Looking down from the upper terrace unto the lower terrace and the River Tagus
After taking countless pictures of and selfies with the Torre de Belem, we finally pulled ourselves away and walked over to the Monument to the Discoveries. The Monument, which has 33 statues etched in it, is dedicated to Portugese explorers and discoverers, including Vasco Da Gama and Ferdinand Magellan, who put Portugal on the map as a maritime power to be reckoned with. At the Monument, you can pay a minimal amount and take the elevator to reach the top observation deck (which we certainly did, because, after all, there was an elevator!). While we did not go inside, we admired from outside the Jeronimos Monastery, built in limestone and similar architectural style as the Torre de Belem.
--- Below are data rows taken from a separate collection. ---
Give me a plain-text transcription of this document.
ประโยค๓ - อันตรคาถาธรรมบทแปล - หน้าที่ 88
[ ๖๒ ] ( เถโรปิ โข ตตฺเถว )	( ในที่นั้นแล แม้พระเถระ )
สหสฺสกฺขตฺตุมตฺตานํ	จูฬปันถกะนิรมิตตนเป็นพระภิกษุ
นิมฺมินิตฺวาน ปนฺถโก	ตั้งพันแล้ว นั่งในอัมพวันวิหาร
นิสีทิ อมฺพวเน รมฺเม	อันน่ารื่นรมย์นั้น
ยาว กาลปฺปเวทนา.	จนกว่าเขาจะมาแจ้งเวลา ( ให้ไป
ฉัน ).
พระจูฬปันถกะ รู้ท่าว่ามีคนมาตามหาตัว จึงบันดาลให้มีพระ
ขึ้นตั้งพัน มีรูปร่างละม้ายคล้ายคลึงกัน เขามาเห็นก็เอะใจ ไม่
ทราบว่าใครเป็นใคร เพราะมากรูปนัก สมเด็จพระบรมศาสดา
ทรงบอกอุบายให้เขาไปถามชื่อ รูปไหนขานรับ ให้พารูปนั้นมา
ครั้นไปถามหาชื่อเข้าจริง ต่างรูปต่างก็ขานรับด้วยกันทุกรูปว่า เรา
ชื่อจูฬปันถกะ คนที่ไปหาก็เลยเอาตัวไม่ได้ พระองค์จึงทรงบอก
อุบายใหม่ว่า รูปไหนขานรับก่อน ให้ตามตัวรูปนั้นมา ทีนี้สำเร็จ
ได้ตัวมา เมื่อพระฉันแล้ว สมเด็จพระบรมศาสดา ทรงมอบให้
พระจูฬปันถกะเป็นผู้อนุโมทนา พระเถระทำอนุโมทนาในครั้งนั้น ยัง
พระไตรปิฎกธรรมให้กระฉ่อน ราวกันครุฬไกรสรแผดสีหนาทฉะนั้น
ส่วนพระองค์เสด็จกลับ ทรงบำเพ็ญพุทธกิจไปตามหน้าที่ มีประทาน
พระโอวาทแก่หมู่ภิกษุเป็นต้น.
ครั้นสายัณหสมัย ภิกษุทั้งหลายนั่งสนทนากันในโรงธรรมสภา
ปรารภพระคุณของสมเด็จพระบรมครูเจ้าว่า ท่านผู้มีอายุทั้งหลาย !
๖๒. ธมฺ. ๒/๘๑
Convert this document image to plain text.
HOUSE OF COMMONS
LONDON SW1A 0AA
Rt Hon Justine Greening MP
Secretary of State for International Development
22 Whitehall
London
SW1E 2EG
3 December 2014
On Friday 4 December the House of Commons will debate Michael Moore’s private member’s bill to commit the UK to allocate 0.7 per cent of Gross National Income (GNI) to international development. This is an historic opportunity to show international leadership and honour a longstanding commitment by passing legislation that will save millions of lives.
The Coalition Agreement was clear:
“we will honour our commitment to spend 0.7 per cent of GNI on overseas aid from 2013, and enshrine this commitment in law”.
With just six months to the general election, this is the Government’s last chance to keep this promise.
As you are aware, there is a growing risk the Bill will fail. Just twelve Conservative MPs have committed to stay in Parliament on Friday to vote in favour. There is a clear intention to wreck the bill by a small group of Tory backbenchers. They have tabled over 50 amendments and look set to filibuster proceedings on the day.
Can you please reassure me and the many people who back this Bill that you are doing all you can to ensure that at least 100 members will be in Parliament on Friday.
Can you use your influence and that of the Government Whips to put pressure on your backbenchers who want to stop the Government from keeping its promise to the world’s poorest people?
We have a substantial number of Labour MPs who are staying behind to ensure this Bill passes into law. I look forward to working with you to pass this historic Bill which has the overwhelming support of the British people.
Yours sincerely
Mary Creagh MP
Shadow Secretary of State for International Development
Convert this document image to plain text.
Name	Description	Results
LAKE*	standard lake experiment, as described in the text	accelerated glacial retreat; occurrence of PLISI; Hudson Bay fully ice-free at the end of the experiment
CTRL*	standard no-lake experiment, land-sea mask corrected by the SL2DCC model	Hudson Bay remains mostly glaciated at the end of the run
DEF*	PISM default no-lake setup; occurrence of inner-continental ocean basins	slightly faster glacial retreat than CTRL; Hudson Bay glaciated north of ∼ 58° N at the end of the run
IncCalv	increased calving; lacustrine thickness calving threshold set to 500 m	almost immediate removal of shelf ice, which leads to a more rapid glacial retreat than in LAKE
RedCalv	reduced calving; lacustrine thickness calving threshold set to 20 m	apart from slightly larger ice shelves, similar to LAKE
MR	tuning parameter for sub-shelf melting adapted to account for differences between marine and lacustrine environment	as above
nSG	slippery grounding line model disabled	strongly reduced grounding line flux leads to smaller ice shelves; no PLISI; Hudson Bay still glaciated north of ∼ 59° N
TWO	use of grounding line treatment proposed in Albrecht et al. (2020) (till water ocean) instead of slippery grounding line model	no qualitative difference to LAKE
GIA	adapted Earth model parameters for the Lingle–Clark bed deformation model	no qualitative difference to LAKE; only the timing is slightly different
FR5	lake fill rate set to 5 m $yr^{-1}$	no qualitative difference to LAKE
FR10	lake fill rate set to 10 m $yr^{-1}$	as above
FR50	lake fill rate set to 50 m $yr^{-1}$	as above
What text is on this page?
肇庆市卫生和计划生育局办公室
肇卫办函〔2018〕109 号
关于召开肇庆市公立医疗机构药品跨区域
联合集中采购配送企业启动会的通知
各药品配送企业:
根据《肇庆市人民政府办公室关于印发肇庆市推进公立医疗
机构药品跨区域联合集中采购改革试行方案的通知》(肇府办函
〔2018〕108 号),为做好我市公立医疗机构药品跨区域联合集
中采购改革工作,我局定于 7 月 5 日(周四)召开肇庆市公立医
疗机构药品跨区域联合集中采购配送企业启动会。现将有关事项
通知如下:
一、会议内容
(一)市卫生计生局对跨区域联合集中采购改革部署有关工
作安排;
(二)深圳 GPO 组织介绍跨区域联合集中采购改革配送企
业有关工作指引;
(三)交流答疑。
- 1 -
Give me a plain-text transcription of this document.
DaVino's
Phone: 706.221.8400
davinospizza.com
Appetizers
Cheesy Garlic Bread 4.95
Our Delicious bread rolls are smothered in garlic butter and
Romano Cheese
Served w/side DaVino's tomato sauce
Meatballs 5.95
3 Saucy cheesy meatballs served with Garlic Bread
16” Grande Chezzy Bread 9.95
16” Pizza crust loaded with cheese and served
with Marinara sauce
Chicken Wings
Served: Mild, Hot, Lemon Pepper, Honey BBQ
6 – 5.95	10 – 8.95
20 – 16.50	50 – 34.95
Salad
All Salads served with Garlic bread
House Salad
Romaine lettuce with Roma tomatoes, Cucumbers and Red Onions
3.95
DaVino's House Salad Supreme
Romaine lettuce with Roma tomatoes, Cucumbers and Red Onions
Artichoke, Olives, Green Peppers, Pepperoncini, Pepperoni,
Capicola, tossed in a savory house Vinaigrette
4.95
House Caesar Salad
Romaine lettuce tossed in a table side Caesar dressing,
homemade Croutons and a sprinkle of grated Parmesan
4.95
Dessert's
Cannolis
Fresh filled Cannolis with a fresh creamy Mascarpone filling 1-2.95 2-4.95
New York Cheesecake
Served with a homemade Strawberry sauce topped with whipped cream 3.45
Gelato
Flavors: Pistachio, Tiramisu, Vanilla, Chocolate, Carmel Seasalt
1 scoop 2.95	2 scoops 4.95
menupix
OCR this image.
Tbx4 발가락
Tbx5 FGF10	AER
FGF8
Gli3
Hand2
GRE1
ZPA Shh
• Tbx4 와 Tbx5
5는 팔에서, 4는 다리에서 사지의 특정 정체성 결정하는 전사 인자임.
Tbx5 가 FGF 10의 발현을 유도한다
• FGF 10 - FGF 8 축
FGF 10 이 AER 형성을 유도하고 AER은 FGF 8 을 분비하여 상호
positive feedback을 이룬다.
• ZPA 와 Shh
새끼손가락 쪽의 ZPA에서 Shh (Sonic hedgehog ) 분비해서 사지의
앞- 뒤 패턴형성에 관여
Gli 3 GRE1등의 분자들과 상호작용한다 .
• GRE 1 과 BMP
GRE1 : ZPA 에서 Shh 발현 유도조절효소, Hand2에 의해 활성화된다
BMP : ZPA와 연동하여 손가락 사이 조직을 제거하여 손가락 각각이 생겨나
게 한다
The Jeronimos Monastry, Lisbon
It was late afternoon by this time, but still we wanted to make the most of our last day in Lisbon. So, we bid farewell to Belem, and hopped on the bus to the Lisbon Aquarium. The highlight for us was the part where you are walking on a transparent floors in a room with transparent walls, and you see giant turtles swimming under you feet and beside you. In another enclosure, you can see penguins frolicking about, another big hit with us! We also caught glimpse of the Vasco da Gama bridge, the longest bridge in Europe.
Happy feet at the Acquarium
The Vasco da Gama bridge, the longest bridge in Europe, from a distance
It was late evening when we headed back to Lisbon’s historic city center. As we were roaming in the squares, catching the last glimpses of the walls of the Lisbon Castle from below, we saw a big queue outside a shop that appeared to be giving away free samples of a home-grown liquor. The liquor turned out to be a sweet cherry brandy called “ginha”, and while the shots were not free, they cost a very nominal amount and the shop was A Ginjinha, also quite famous. We patiently waited in line and happily drank the offered drink, toasting to the two wonderful days spent in this beautiful, elegant and sunny city!